Peter Stassou et al., Appellants, v Casini & Huang Construction, Inc., et al., Respondents.
[660 NYS2d 59]
[MAJORITY]
—In an action, inter alia, to enjoin the defendants from interfering with an easement claimed by the plaintiffs, the plaintiffs appeal from a judgment of the Supreme Court, Queens County (LaFauci, J.H.O.), dated February 29, 1996, which, upon a nonjury verdict, is in favor of the defendants and against them, dismissing the complaint and cancelling the notice of pendency.
Ordered that judgment is reversed, on the law and the facts, with costs, the complaint is reinstated, and the matter is remitted to the Supreme Court, Queens County, for a trial on the issue of damages.
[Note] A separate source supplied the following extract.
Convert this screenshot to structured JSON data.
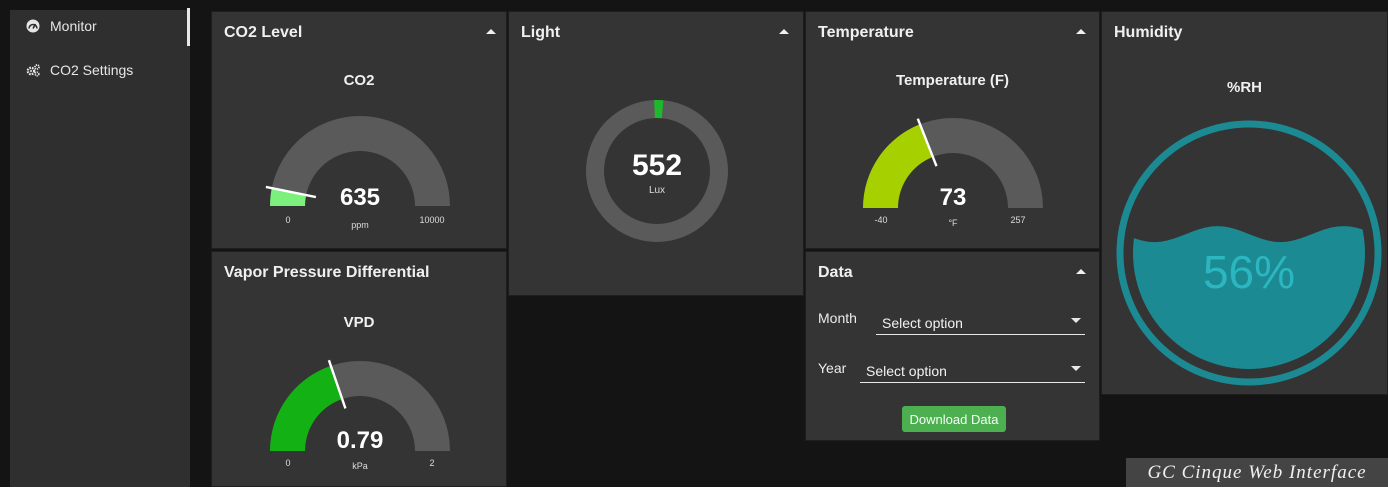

The law is clear that in determining the ultimate effect of an easement or restriction on the land of the servient land owner, the general rule is that “ ‘[i]n the absence of actual notice before or at the time of* * * purchase or of other exceptional circumstances, an owner of land is only bound by restrictions if they appear in some deed of record in the conveyance to [that owner] or [that owner’s] direct predecessors in title’ ” (Witter v Taggert, 78 NY2d 234, 238, quoting Buffalo Academy of Sacred Heart v Boehm Bros., 267 NY 242, 250). Here, contrary to the Supreme Court’s determination, both the contract of sale and the bargain and sale deed which conveyed the title of the servient estate to the defendants Peter Casini and Thomas J. Huang created an easement in favor of the plaintiffs over the property of the defendants. The easement, therefore, was in the chain of title and all of the defendants were on notice of its existence. Moreover, the defendants, who had knowledge of the easement and were aware that the plaintiffs could assert a claim for relief, are not entitled to assert the equitable remedy of laches (see, Dwyer v Mazzola, 171 AD2d 726; 75 NY Jur 2d, Limitations and Laches, §§ 337, 339). Mangano, P. J., O’Brien, Thompson and Goldstein, JJ., concur.